Insolvenz und Rangklassen

Die Gläubiger werden abhängig von ihrer rechtlichen Stellung verschiedenen Rangklassen zugeteilt. Im Anschluss daran wird ihren Forderungen nachgekommen, bis die Insolvenzmasse erschöpft ist.

Bruttovermögen des Unternehmens

Zunächst werden vom Bruttovermögen des Schuldnerunternehmens mit einem Aussonderungsrecht (§§ 47, 48 InsO) behaftete Gegenstände abgezogen. Hierbei handelt es sich um Gegenstände, die sich zum Zeitpunkt der Eröffnung des Insolvenzverfahrens im Besitz des Schuldners befinden, jedoch einen anderen Eigentümer haben. Das verbleibende Vermögen ist die Insolvenzmasse (§§ 35, 36 InsO).

Insolvenzmasse

Von der Insolvenzmasse werden die Gegenstände abgezogen, die mit einem Absonderungsrecht (§§ 49-51, InsO) behaftet sind. Das Absonderungsrecht betrifft zum Beispiel Pfandrechte, Zurückbehaltungsrechte und Sicherungsabtretungen. Das Absonderungsrecht erteilt dem jeweiligen Gläubiger jedoch keinen Anspruch auf die Herausgabe des Gegenstandes, sondern lediglich auf abgesonderte Befriedigung. Wenn sich Gläubiger der Möglichkeit der Aufrechnung (§§ 94-96, InsO) bedienen, wird der entsprechende Betrag ebenfalls von der Insolvenzmasse abgezogen.

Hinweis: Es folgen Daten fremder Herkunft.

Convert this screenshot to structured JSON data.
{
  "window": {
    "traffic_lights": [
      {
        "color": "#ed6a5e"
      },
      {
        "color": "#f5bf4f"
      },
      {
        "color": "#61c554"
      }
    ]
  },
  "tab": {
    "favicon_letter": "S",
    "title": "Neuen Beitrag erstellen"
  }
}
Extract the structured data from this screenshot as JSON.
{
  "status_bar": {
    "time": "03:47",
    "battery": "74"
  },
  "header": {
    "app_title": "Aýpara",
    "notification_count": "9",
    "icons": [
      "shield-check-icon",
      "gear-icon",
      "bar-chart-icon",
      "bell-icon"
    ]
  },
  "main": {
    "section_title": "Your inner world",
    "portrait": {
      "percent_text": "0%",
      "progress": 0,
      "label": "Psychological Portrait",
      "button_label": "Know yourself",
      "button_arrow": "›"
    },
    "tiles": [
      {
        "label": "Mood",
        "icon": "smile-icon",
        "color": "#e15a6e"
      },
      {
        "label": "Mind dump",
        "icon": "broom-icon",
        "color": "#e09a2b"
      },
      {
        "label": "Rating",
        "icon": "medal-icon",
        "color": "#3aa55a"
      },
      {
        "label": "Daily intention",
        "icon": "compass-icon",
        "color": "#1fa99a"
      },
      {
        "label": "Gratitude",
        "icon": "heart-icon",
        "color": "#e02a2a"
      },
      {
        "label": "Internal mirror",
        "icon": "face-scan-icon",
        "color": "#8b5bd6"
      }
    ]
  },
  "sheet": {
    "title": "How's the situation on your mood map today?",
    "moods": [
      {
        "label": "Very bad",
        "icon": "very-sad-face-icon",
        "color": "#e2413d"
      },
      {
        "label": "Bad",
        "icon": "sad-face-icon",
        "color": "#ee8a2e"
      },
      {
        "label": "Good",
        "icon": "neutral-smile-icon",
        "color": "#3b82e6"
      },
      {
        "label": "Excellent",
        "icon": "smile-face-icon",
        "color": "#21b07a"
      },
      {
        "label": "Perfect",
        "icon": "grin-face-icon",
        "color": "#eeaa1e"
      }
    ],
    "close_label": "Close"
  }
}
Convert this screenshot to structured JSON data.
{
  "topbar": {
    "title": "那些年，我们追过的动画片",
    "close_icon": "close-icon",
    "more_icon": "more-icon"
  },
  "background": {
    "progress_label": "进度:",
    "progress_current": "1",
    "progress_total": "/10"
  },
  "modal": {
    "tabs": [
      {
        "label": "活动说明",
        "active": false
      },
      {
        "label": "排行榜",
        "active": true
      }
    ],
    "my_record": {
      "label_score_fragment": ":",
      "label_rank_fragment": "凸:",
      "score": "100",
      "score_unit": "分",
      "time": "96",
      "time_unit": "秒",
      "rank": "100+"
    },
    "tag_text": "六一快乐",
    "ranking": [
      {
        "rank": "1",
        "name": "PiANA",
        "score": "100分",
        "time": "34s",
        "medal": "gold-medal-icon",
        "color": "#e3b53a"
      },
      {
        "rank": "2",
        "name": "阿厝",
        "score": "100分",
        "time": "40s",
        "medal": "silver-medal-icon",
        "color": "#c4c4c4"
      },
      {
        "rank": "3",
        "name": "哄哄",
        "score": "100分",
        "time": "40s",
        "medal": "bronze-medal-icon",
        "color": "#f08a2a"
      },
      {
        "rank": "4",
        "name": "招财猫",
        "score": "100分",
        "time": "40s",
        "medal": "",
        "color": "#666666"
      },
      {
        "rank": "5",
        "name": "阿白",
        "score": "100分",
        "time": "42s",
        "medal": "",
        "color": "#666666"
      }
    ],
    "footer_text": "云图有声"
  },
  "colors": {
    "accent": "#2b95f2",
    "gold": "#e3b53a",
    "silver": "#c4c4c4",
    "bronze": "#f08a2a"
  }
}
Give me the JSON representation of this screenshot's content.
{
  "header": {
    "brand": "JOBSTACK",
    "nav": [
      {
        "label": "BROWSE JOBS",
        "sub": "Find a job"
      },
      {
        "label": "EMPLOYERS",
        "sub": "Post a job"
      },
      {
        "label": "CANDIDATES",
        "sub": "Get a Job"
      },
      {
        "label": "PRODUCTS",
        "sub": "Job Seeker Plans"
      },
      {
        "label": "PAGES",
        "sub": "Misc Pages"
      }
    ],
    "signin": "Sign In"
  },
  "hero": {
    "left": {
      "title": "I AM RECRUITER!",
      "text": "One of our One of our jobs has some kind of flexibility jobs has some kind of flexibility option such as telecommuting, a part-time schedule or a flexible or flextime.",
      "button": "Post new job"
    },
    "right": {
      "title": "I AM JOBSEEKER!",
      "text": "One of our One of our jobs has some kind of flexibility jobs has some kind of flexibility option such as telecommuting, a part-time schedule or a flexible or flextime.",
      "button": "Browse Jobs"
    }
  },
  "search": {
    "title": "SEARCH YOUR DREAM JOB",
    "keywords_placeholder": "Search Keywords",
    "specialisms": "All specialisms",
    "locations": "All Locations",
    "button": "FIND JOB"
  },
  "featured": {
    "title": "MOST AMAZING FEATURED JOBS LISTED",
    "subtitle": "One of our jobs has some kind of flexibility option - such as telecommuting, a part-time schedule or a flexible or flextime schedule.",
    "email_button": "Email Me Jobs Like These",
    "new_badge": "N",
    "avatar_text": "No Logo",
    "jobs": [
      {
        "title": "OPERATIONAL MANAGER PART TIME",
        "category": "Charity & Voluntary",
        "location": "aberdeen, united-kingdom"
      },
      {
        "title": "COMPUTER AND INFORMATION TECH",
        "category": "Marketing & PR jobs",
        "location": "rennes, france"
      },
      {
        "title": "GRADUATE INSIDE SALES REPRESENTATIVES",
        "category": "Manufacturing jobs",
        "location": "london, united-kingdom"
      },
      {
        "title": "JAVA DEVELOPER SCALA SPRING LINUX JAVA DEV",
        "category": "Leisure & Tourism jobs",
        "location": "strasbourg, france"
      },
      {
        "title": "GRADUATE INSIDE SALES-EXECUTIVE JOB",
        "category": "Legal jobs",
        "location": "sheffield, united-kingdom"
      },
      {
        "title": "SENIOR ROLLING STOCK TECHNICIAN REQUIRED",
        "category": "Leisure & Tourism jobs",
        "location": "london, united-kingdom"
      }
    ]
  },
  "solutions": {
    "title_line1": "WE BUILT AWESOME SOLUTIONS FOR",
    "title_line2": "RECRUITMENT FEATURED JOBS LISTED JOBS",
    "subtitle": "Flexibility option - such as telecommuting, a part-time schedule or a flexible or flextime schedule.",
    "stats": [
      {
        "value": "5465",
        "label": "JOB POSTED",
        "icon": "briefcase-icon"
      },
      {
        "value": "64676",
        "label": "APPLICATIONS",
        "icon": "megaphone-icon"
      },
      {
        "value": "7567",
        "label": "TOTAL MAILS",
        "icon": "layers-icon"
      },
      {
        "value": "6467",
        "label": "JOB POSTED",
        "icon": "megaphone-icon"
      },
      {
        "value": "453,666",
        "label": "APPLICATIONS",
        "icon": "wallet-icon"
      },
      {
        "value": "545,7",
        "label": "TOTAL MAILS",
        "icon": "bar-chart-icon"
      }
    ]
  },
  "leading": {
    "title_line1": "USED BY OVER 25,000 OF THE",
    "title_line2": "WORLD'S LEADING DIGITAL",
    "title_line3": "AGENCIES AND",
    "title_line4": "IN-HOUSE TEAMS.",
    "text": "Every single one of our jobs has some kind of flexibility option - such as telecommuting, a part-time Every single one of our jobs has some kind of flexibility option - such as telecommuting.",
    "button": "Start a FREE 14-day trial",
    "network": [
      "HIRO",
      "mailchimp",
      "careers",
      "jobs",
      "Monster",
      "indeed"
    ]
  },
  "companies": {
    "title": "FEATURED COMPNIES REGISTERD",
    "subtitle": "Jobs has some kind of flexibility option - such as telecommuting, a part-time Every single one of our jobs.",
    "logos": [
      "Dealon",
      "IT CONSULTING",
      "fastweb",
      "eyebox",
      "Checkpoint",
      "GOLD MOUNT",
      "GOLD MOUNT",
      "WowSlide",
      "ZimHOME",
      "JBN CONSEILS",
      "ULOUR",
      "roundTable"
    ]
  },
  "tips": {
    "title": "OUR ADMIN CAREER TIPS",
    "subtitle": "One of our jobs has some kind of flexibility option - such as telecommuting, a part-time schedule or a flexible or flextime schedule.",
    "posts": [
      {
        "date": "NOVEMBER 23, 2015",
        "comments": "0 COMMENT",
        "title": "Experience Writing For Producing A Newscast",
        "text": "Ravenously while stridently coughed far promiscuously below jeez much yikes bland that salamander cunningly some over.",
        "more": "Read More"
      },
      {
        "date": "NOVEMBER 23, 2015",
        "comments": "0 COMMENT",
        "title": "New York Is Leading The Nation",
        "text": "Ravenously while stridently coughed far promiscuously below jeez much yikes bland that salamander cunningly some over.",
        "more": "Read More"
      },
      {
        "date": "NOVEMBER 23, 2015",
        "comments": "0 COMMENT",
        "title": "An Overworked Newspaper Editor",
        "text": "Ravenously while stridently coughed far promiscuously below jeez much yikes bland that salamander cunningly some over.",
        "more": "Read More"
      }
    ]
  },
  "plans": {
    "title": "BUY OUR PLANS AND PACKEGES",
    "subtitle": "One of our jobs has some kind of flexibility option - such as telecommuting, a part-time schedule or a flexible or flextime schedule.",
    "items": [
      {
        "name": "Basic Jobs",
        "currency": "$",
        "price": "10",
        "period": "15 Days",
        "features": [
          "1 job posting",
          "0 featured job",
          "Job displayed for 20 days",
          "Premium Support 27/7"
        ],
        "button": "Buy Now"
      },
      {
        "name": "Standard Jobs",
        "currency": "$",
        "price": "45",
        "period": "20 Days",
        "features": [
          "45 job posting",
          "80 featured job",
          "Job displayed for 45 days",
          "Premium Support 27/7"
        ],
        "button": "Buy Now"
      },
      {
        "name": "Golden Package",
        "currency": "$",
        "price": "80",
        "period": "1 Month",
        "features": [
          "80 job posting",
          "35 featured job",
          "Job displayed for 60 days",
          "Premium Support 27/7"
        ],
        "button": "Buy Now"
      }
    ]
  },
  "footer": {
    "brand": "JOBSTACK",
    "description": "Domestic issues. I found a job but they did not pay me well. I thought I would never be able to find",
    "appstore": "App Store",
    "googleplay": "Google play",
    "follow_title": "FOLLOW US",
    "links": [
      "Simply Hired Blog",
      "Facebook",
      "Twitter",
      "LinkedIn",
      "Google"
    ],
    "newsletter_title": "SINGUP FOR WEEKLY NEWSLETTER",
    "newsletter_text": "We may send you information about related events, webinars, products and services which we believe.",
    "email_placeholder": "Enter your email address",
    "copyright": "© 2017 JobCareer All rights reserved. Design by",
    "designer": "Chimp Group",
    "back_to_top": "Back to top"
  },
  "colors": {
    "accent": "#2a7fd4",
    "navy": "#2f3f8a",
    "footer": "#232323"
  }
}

Der verbleibende Betrag wird „freie Aktiva“ genannt.

Freie Aktiva

Die freien Aktiva werden zunächst für die Kosten des Insolvenzverfahrens (§ 54 InsO) aufgewandt. Hierzu zählen zum Beispiel die Gerichtskosten und die Kosten des Insolvenzverwalters. Das nun übrige Vermögen wird als „kritische Masse“ bezeichnet. Sollte es sich hierbei nicht um einen positiven Betrag handeln, wird das Insolvenzverfahren aufgrund mangelnder Masse abgewiesen.

Kritische Masse

Ansprüche aus Geschäften, die im Kontext des Insolvenzverfahrens durch den Insolvenzverwalter getätigt werden, werden als sonstige Masseverbindlichkeiten (§ 53, 55 InsO) bezeichnet und von der kritischen Massen beglichen. Das verbleibende Vermögen wird als Teilungsmasse tituliert.

Teilungsmasse

Von der Teilungsmasse werden die Forderungen aller unbesicherten Gläubiger getilgt, zunächst die Forderungen aufrechnungs- und absonderungsberechtigter Gläubiger, deren Forderungen noch nicht vollständig befriedigt wurden. Die verbleibende Teilungsmasse wird in gleichen Quoten abhängig von der Höhe der ausstehenden Forderungen an alle Insolvenzgläubiger (§ 38 InsO) ausgeteilt. In wenigen Fällen kommt es vor, dass noch eine Restmasse verbleibt, die dann zur Tilgung der Forderungen nachrangiger Insolvenzgläubiger (§ 39 InsO) dient.